Но и у рассказчика, в сущности, нет серьезных доводов, которые убедили бы, что достоверна именно его версия событий и что не домысленное им позднее, а вправду лучшее воспоминание хотя бы эти малиновые отблески на Катиной щеке, когда она гасит свечку на елке, осыпавшейся шестнадцать лет назад. Или дачный крокет на давно исчезнувшей площадке, где одуванчики росли перед каждой лункой. Ведь и они с Катей — теперь это видится вполне ясно — «подделывали даль и свое настоящее отодвигали туда», то есть строили свой роман по правилам литературы: той, где цыганщина, и Аполлон Григорьев с гитарой, исполняющий свою знаменитую венгерку, и Блок, переписывающий в тетрадку слова романсов, «точно торопясь спасти хоть это, пока не поздно». Приведенная Шаховской фраза из письма: «Ничего нет менее правдоподобного, чем подобие правды», — вероятно, на самом деле ключевая, чтобы понять нерв творчества Набокова. Когда отстаивали преимущества человеческого документа над поэзией, которая стала «невозможной», предполагалось, что подлинность, или, пользуясь более изысканным словом, аутентичность, сама по себе не составляет проблемы: надо просто свидетельствовать, не поступаясь честностью. Для Набокова аутентичность как раз и стала труднейшей проблемой.

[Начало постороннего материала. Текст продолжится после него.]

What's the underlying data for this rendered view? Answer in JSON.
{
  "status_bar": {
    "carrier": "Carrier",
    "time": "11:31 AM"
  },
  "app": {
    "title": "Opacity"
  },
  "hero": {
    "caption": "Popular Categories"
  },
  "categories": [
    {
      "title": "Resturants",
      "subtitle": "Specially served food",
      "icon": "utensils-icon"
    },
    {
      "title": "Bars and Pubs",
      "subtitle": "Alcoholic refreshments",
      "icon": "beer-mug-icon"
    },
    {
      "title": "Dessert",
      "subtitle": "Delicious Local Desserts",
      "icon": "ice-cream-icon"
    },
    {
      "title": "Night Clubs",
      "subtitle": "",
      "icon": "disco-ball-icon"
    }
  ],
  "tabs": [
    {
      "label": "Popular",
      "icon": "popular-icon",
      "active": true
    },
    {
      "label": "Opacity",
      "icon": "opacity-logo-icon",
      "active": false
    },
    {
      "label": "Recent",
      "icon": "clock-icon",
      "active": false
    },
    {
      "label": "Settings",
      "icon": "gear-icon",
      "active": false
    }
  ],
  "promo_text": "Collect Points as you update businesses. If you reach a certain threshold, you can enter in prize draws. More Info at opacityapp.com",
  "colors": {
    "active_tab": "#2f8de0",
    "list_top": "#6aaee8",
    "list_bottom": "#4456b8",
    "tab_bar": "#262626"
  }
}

И достичь правды оказалось, по его системе критериев, возможным только способами искусства, которое ставит перед собой требования максимальные, непосильные, но единственно существенные.
Ахматовой, поэзию которой Набоков не понимал и не любил, принадлежат ставшие хрестоматийными строки: «Когда б вы знали, из какого сора растут стихи, не ведая стыда…» В представлении Набокова «сором» становились «обыкновенные вещи», и в них надо было открыть «ту благоуханную нежность, которую почуют только наши потомки», — задача, над которой размышлял герой «Путеводителя по Берлину». О том, какими усилиями даются такие открытия каждому, кто не побоится погружения в «сор», откуда предстоит извлечь мелочи, из которых любая когда-нибудь «станет сама по себе прекрасной и праздничной», говорит крохотный, но важный сиринский рассказ «Тяжелый дым». Зимой 1935 года его напечатали «Последние новости», уже запрещенные ко ввозу в Германию.
В этом рассказе описана ситуация нескрываемо, вызывающе банальная: эмигрантское жилье где-то у Байришер Плац, улица с чередованием витрин — то кукла парикмахера, то вересковые пейзажи в окне окантовщика, — отяжелевший от сырости дым на мокрой крыше трактира. Сутуловатый юноша с бледной небритой щекой, которую, наверно, скоро разнесет от флюса, — побаливает зуб. Его отец и сестра, которые не разговаривают друг с другом. Нищенский минимум событий. Просто у сестры вышли папиросы и надо их раздобыть, наведавшись в папин кабинет.
Кульминация наступает неожиданно, без внешних мотивировок, и обозначена она сменой «он» на «я», не подготовленной никакими фабульными поворотами. Был некто Гришенька, проделавший по коридорам свой сомнамбулический маршрут, но вот уже, «словно душа озарилась бесшумным взрывом», вслед которому потянулись аллитерации и рифмы, не он, а «я верю восхитительным обещаниям еще не застывшего, еще вращающегося стиха». Как знать, не прозвучит ли в нем музыка, родственная той, которую таят в себе стоящие на полке, рядом с «Защитой Лужина» и «Двенадцатью стульями» (Ильфа и Петрова автор «Защиты Лужина» в интервью снисходительно похваливал), гумилевский «Шатер», и томик Баратынского, и, как ни удивительно, названная в том же ряду пастернаковская «Сестра моя жизнь»?
Возможно, этого не случится, но важнее все-таки сам факт, что рождается — «из какого сора»! — стихотворение. И даже можно догадаться, о чем оно. Мимоходом упомянуто, что окантовщик выставил у себя в окне «неизбежную Inconnue de la Seine», гипсовую маску молодой утопленницы, которую извлекла из реки парижская полиция, — отчего-то в Берлине любили украшать этим слепком фасады и интерьеры. За год до «Тяжелого дыма» Сирин там же, в «Последних новостях», напечатал стихи под этим же заглавием: «Inconnue de la Seine». Причем с пометой «Из Ф.Г.Ч.», то есть из Годунова-Чердынцева, молодого поэта, который стал главным героем уже начатого автобиографического «Дара».